Asya’daki gelişmelere bir adım geriden bakarak yaşanan olayları hatırlamamız gerekirse;

-Siyasetten uzak, sade bir imparator olarak Japon siyasi tarihine geçen İmparator Akihito 2019 Nisan’ında görevden kendi isteği ile çekilerek tahtını oğlu Naruhito’ya bırakmıştır.

-ABD, 2021 Ağustos’unda Afganistan’daki işgalini başarısız bir şekilde geri çekilerek sonlandırmak zorunda kalmış, bu durum ABD’nin küresel güç olma iddiasını yaralayan olumsuz bir vaka olarak tarihe geçmiştir.

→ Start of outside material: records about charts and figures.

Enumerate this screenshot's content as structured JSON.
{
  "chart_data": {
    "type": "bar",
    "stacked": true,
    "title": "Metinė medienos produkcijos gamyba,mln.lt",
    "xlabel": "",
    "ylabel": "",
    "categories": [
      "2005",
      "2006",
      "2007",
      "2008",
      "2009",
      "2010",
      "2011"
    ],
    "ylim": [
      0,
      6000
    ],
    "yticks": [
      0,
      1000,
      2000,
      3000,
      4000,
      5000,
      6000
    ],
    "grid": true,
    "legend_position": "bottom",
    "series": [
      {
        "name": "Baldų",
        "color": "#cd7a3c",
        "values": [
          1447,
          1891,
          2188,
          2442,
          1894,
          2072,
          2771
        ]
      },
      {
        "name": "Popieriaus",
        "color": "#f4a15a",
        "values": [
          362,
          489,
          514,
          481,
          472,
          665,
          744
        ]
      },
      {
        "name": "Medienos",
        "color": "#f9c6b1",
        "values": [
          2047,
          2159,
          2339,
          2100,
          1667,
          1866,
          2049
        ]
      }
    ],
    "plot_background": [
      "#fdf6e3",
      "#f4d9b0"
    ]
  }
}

-Pakistan, Çin ile ilişkilerini oldukça ilerletmiştir.

-Türk Devletlerinden Kazakistan’da Ocak ayında başlayan ayaklanmalar bastırılmış, ayaklanma devlet içerisindeki tasfiyeleri hızlandırmış, “Yeni Kazakistan” söylemi ve Cumhurbaşkanı Tokayev’in iradesi ile bir Türk Devleti olduğu vurgusunu arttırmıştır.

-Özbekistan, yeni Cumhurbaşkanı Mirziyoyev ile dünyaya kapılarını tekrar açmış ve Türk Devletleri Teşkilatı’nın temel unsurlarından biri haline gelmiştir.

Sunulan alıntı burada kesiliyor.